By Gregg Giles
In the same manner in which areas of a large body of water may swirl in a circle when one passes their hand through it, so too can gravity be made to swirl into a circle. Upon looking at the entire galaxy, one must visualize that it all moves in the same direction. By suddenly moving something through that galaxy (such as another galaxy) it is possible to cause part of that initial galaxy to change directions. The result is an “eddy” of gravity, or something similar to a “gravity well”. The gravity eddy in turn pulls worlds and star away from the other systems and brings them into its own formations (binary and trinary star systems are perfect examples, but not all, of course, were created this way – some systems developed with two or more stars).
In theory, this is how a star cluster is formed.

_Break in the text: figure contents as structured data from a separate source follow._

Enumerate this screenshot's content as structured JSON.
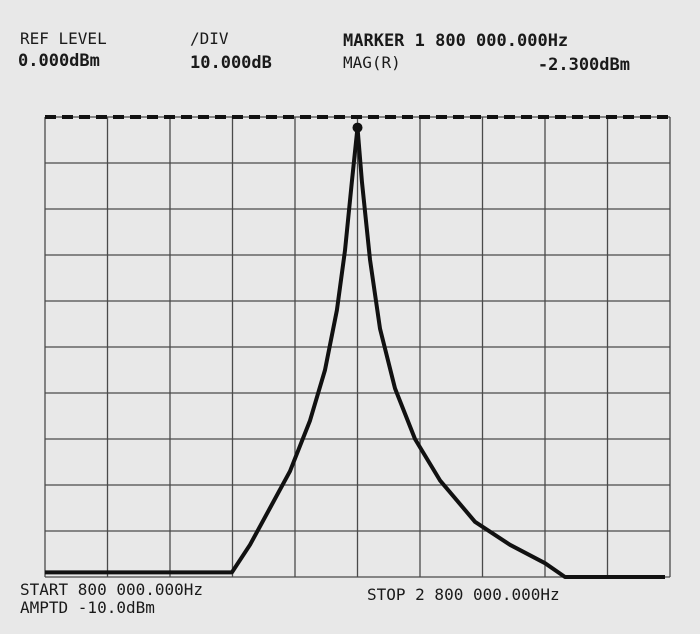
{
  "chart_data": {
    "type": "line",
    "annotations": {
      "ref_level_label": "REF LEVEL",
      "ref_level_value": "0.000dBm",
      "div_label": "/DIV",
      "div_value": "10.000dB",
      "marker_label": "MARKER 1 800 000.000Hz",
      "marker_mode": "MAG(R)",
      "marker_value": "-2.300dBm",
      "start": "START 800 000.000Hz",
      "stop": "STOP 2 800 000.000Hz",
      "amptd": "AMPTD -10.0dBm"
    },
    "xlim": [
      800,
      2800
    ],
    "ylim": [
      -100,
      0
    ],
    "xgrid": [
      800,
      1000,
      1200,
      1400,
      1600,
      1800,
      2000,
      2200,
      2400,
      2600,
      2800
    ],
    "ygrid": [
      -100,
      -90,
      -80,
      -70,
      -60,
      -50,
      -40,
      -30,
      -20,
      -10,
      0
    ],
    "ref_level": 0,
    "marker": {
      "x": 1800,
      "y": -2.3
    },
    "series": [
      {
        "color": "#111111",
        "x": [
          800,
          1100,
          1398,
          1456,
          1520,
          1584,
          1648,
          1696,
          1734,
          1760,
          1782,
          1800,
          1814,
          1840,
          1872,
          1920,
          1984,
          2064,
          2176,
          2288,
          2400,
          2464,
          2784
        ],
        "values": [
          -99,
          -99,
          -99,
          -93,
          -85,
          -77,
          -66,
          -55,
          -42,
          -29,
          -14,
          -2.3,
          -14,
          -31,
          -46,
          -59,
          -70,
          -79,
          -88,
          -93,
          -97,
          -100,
          -100
        ]
      }
    ]
  }
}
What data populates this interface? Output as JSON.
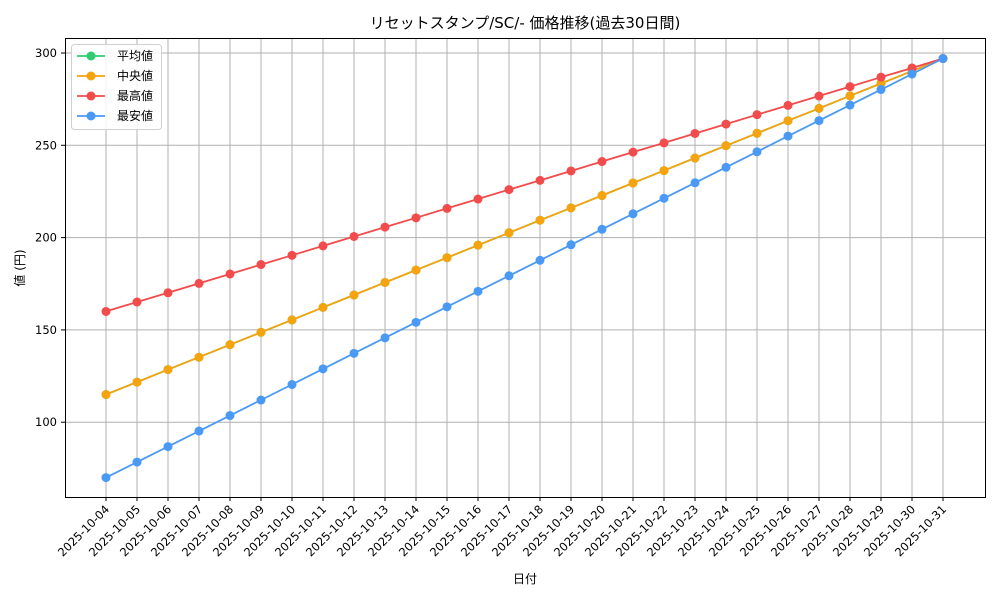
{
  "chart_data": {
    "type": "line",
    "title": "リセットスタンプ/SC/- 価格推移(過去30日間)",
    "xlabel": "日付",
    "ylabel": "値 (円)",
    "ylim": [
      60,
      308
    ],
    "yticks": [
      100,
      150,
      200,
      250,
      300
    ],
    "grid": true,
    "legend_position": "upper left",
    "categories": [
      "2025-10-04",
      "2025-10-05",
      "2025-10-06",
      "2025-10-07",
      "2025-10-08",
      "2025-10-09",
      "2025-10-10",
      "2025-10-11",
      "2025-10-12",
      "2025-10-13",
      "2025-10-14",
      "2025-10-15",
      "2025-10-16",
      "2025-10-17",
      "2025-10-18",
      "2025-10-19",
      "2025-10-20",
      "2025-10-21",
      "2025-10-22",
      "2025-10-23",
      "2025-10-24",
      "2025-10-25",
      "2025-10-26",
      "2025-10-27",
      "2025-10-28",
      "2025-10-29",
      "2025-10-30",
      "2025-10-31"
    ],
    "series": [
      {
        "name": "平均値",
        "color": "#2ecc71",
        "values": [
          115,
          121.7,
          128.5,
          135.2,
          142,
          148.7,
          155.4,
          162.2,
          168.9,
          175.7,
          182.4,
          189.1,
          195.9,
          202.6,
          209.4,
          216.1,
          222.8,
          229.6,
          236.3,
          243.1,
          249.8,
          256.5,
          263.3,
          270,
          276.8,
          283.5,
          290.2,
          297
        ]
      },
      {
        "name": "中央値",
        "color": "#f5a30f",
        "values": [
          115,
          121.7,
          128.5,
          135.2,
          142,
          148.7,
          155.4,
          162.2,
          168.9,
          175.7,
          182.4,
          189.1,
          195.9,
          202.6,
          209.4,
          216.1,
          222.8,
          229.6,
          236.3,
          243.1,
          249.8,
          256.5,
          263.3,
          270,
          276.8,
          283.5,
          290.2,
          297
        ]
      },
      {
        "name": "最高値",
        "color": "#f24b4b",
        "values": [
          160,
          165.1,
          170.1,
          175.2,
          180.3,
          185.4,
          190.4,
          195.5,
          200.6,
          205.7,
          210.7,
          215.8,
          220.9,
          226,
          231,
          236.1,
          241.2,
          246.3,
          251.3,
          256.4,
          261.5,
          266.6,
          271.6,
          276.7,
          281.8,
          286.9,
          291.9,
          297
        ]
      },
      {
        "name": "最安値",
        "color": "#4a9af5",
        "values": [
          70,
          78.4,
          86.8,
          95.2,
          103.6,
          112,
          120.4,
          128.9,
          137.3,
          145.7,
          154.1,
          162.5,
          170.9,
          179.3,
          187.7,
          196.1,
          204.5,
          212.9,
          221.3,
          229.7,
          238.1,
          246.5,
          255,
          263.4,
          271.8,
          280.2,
          288.6,
          297
        ]
      }
    ]
  }
}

Over the course of time, the various arms of the galaxy have pulled upon each other, and cuased many of these star clusters to form. Such examples include the Regina star cluster in the Spinward Marches, and the Shtievdriadr and New Chronor clusters in the Fronzhatlivr regions.
Star clusters become more common coreward due to radically shifting gravity fields. In addition, the star clusters coreward tend to host a vast number of worlds rich in natural and radioactive elements.
The Rifts and Arms
Rifts are areas of space that are close to being completely absent of any stars, at least when comparing them to the arms of the galaxy, which are full of stars. Rifts are often composed of many lesser rifts, and may even contain many small islands of stars, referred to as “groups”. One such group is along the expedition corridor in the Third Rift. Arms are composed mainly of stars with a relatively close proximity to one another, and can also contain lesser rifts, as in the case of the Windhorn Rift in the Vargr Extents.
The Great Rift and the Lesser Rift, which seem vast to sophonts, are merely lesser rifts in the overall picture of the galaxy. Routes across most rifts to exist.